A hearing is scheduled in Douglas County District Court to consider a request by the city to find the owners and operators of the club in contempt of court. The city says the club is ignoring a judge’s order.
In December, Judge Michael Malone ruled that the business at 821 Iowa — more recently referred to as 821 Club — violated city law by operating as a nightclub instead of a bar, and should not do so without filing a new site plan with the city.
The city said the establishment, prior to opening as Club Axis, operated as a bar, known as Moon Bar. The city said Club Axis became a nightclub when it changed its layout, allowed more people inside and offered music for dancing — all without filing a new site plan.
After a recent shooting outside the club, the city filed a motion in the case, asking the court to take action because the establishment has continued to operate as a nightclub without filing the new site plan. The lawsuit named Christopher Windler, Fred Windler, Qing Ling Wang and Xin Li Liu as defendants.
Brian Johnson, an attorney representing the club’s owners and operators, said the city was grasping at straws. Johnson equates the action against Club Axis to the city’s efforts to shut down Last Call, 729 N.H., which closed in 2008 after violence outside the club.
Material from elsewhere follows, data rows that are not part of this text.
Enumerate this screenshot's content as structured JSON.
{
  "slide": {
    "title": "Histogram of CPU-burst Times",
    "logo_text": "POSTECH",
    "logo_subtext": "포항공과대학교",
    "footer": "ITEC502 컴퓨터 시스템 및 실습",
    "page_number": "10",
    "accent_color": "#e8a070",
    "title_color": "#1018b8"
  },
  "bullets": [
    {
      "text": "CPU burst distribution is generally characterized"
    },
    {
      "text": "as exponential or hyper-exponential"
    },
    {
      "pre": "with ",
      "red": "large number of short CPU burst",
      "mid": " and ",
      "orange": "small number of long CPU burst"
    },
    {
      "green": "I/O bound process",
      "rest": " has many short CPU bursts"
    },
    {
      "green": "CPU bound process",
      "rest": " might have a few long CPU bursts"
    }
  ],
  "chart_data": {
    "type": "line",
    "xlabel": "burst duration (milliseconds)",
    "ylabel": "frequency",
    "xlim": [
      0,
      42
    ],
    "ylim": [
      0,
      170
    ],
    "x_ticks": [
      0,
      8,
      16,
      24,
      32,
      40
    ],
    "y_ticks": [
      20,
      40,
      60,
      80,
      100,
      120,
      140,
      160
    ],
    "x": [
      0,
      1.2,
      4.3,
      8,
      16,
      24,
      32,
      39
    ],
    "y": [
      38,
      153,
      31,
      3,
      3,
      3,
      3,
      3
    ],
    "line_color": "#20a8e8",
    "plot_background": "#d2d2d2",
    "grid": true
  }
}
“The city, fresh off of their previous conquests here in town … feels quite emboldened that if they find another proprietor that they personally disagree with, that they can use some muscle to get them to shut down,” Johnson said. “The only problem in this case is their basis lacks any legal support or factual support.”
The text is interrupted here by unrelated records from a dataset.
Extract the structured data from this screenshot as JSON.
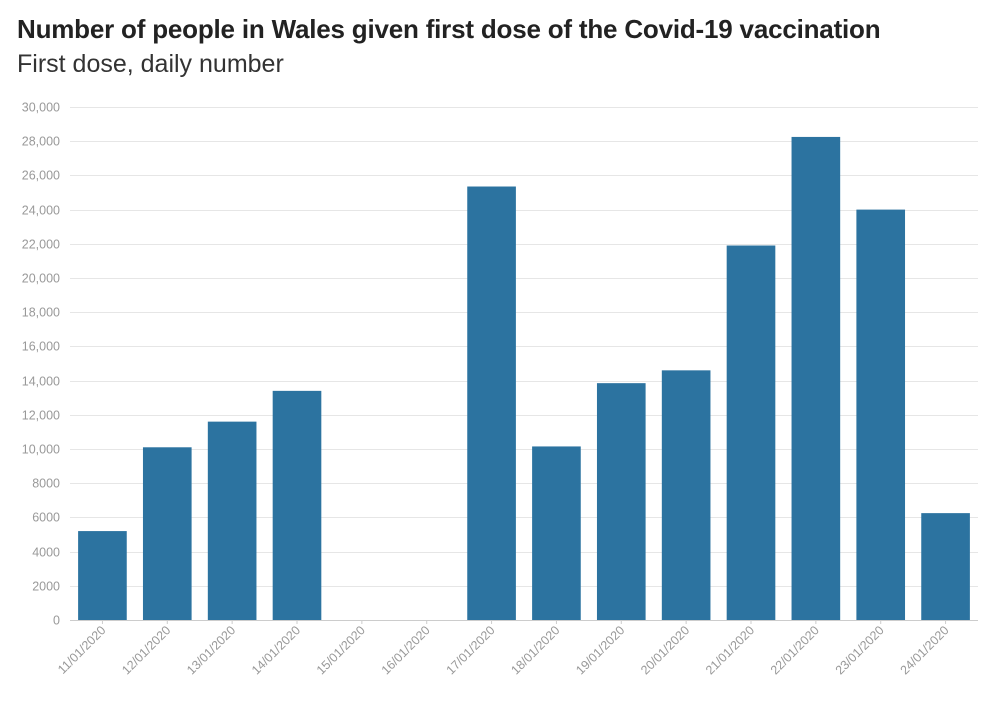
{
  "chart_data": {
    "type": "bar",
    "title": "Number of people in Wales given first dose of the Covid-19 vaccination",
    "subtitle": "First dose, daily number",
    "xlabel": "",
    "ylabel": "",
    "ylim": [
      0,
      30000
    ],
    "yticks": [
      0,
      2000,
      4000,
      6000,
      8000,
      10000,
      12000,
      14000,
      16000,
      18000,
      20000,
      22000,
      24000,
      26000,
      28000,
      30000
    ],
    "ytick_labels": [
      "0",
      "2000",
      "4000",
      "6000",
      "8000",
      "10,000",
      "12,000",
      "14,000",
      "16,000",
      "18,000",
      "20,000",
      "22,000",
      "24,000",
      "26,000",
      "28,000",
      "30,000"
    ],
    "grid": true,
    "categories": [
      "11/01/2020",
      "12/01/2020",
      "13/01/2020",
      "14/01/2020",
      "15/01/2020",
      "16/01/2020",
      "17/01/2020",
      "18/01/2020",
      "19/01/2020",
      "20/01/2020",
      "21/01/2020",
      "22/01/2020",
      "23/01/2020",
      "24/01/2020"
    ],
    "values": [
      5200,
      10100,
      11600,
      13400,
      null,
      null,
      25350,
      10150,
      13850,
      14600,
      21900,
      28250,
      24000,
      6250
    ],
    "colors": {
      "bar": "#2c73a0",
      "grid": "#e6e6e6",
      "axis_text": "#999999"
    }
  }
}
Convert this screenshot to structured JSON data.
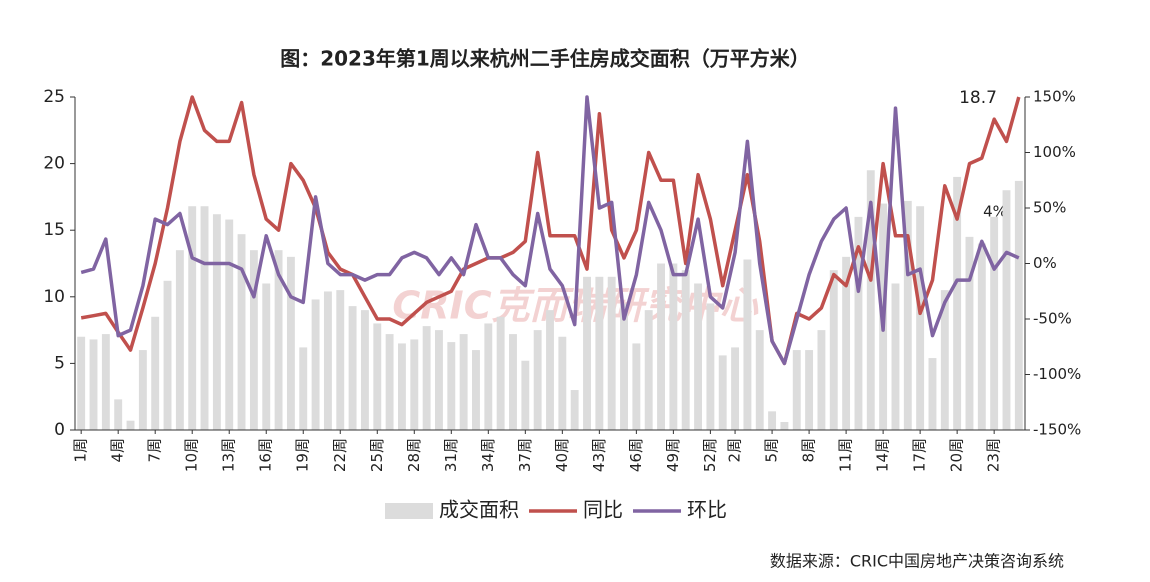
{
  "chart_data": {
    "type": "bar-line",
    "title": "图：2023年第1周以来杭州二手住房成交面积（万平方米）",
    "source": "数据来源：CRIC中国房地产决策咨询系统",
    "watermark": "CRIC克而瑞研究中心",
    "annotations": [
      "18.7",
      "4%"
    ],
    "categories": [
      "1周",
      null,
      null,
      "4周",
      null,
      null,
      "7周",
      null,
      null,
      "10周",
      null,
      null,
      "13周",
      null,
      null,
      "16周",
      null,
      null,
      "19周",
      null,
      null,
      "22周",
      null,
      null,
      "25周",
      null,
      null,
      "28周",
      null,
      null,
      "31周",
      null,
      null,
      "34周",
      null,
      null,
      "37周",
      null,
      null,
      "40周",
      null,
      null,
      "43周",
      null,
      null,
      "46周",
      null,
      null,
      "49周",
      null,
      null,
      "52周",
      null,
      "2周",
      null,
      null,
      "5周",
      null,
      null,
      "8周",
      null,
      null,
      "11周",
      null,
      null,
      "14周",
      null,
      null,
      "17周",
      null,
      null,
      "20周",
      null,
      null,
      "23周",
      null,
      null
    ],
    "series": [
      {
        "name": "成交面积",
        "type": "bar",
        "color": "#dcdcdc",
        "values": [
          7,
          6.8,
          7.2,
          2.3,
          0.7,
          6,
          8.5,
          11.2,
          13.5,
          16.8,
          16.8,
          16.2,
          15.8,
          14.7,
          13.5,
          11,
          13.5,
          13,
          6.2,
          9.8,
          10.4,
          10.5,
          9.3,
          9,
          8,
          7.2,
          6.5,
          6.8,
          7.8,
          7.5,
          6.6,
          7.2,
          6,
          8,
          8.5,
          7.2,
          5.2,
          7.5,
          9,
          7,
          3,
          11.5,
          11.5,
          11.5,
          9.5,
          6.5,
          9,
          12.5,
          12.5,
          12,
          11,
          9.5,
          5.6,
          6.2,
          12.8,
          7.5,
          1.4,
          0.6,
          6,
          6,
          7.5,
          12,
          13,
          16,
          19.5,
          17,
          11,
          17.2,
          16.8,
          5.4,
          10.5,
          19,
          14.5,
          14,
          16,
          18,
          18.7
        ]
      },
      {
        "name": "同比",
        "type": "line",
        "axis": "y2",
        "color": "#c0504d",
        "values": [
          -49,
          -47,
          -45,
          -62,
          -78,
          -40,
          0,
          50,
          110,
          150,
          120,
          110,
          110,
          145,
          80,
          40,
          30,
          90,
          75,
          50,
          10,
          -5,
          -10,
          -30,
          -50,
          -50,
          -55,
          -45,
          -35,
          -30,
          -25,
          -5,
          0,
          5,
          5,
          10,
          20,
          100,
          25,
          25,
          25,
          -5,
          135,
          30,
          5,
          30,
          100,
          75,
          75,
          0,
          80,
          40,
          -20,
          30,
          80,
          20,
          -70,
          -90,
          -45,
          -50,
          -40,
          -10,
          -20,
          15,
          -15,
          90,
          25,
          25,
          -45,
          -15,
          70,
          40,
          90,
          95,
          130,
          110,
          150
        ]
      },
      {
        "name": "环比",
        "type": "line",
        "axis": "y2",
        "color": "#8064a2",
        "values": [
          -8,
          -5,
          22,
          -65,
          -60,
          -20,
          40,
          35,
          45,
          5,
          0,
          0,
          0,
          -5,
          -30,
          25,
          -10,
          -30,
          -35,
          60,
          0,
          -10,
          -10,
          -15,
          -10,
          -10,
          5,
          10,
          5,
          -10,
          5,
          -10,
          35,
          5,
          5,
          -10,
          -20,
          45,
          -5,
          -20,
          -55,
          150,
          50,
          55,
          -50,
          -10,
          55,
          30,
          -10,
          -10,
          40,
          -30,
          -40,
          10,
          110,
          0,
          -70,
          -90,
          -50,
          -10,
          20,
          40,
          50,
          -25,
          55,
          -60,
          140,
          -10,
          -5,
          -65,
          -35,
          -15,
          -15,
          20,
          -5,
          10,
          5
        ]
      }
    ],
    "ylim": [
      0,
      25
    ],
    "yticks": [
      0,
      5,
      10,
      15,
      20,
      25
    ],
    "y2lim": [
      -150,
      150
    ],
    "y2ticks": [
      {
        "value": -150,
        "label": "-150%"
      },
      {
        "value": -100,
        "label": "-100%"
      },
      {
        "value": -50,
        "label": "-50%"
      },
      {
        "value": 0,
        "label": "0%"
      },
      {
        "value": 50,
        "label": "50%"
      },
      {
        "value": 100,
        "label": "100%"
      },
      {
        "value": 150,
        "label": "150%"
      }
    ],
    "legend": "bottom"
  }
}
Lawrence police have connected the establishment on Iowa to multiple shootings and stabbings over the years, including the May 2005 stabbing of former Kansas University basketball player J.R. Giddens.
The building housed the Moon Bar from May 2003 until it closed in late 2005. The establishment reopened in March 2007 as Club Axis. Since then, police said, a 25-year-old was shot in March 2009 in the parking lot of the bar and a Topeka teenager was wounded during a July 5 shooting outside the club. The current owners claim the violence has been wrongly connected to the club.
Johnson said he does not anticipate the city will be successful in shutting down Club Axis, which would be the ultimate result if Malone ruled in favor of the city.
“The legal process has to run its course,” Johnson said. “They don’t have any basis to shut down my client.”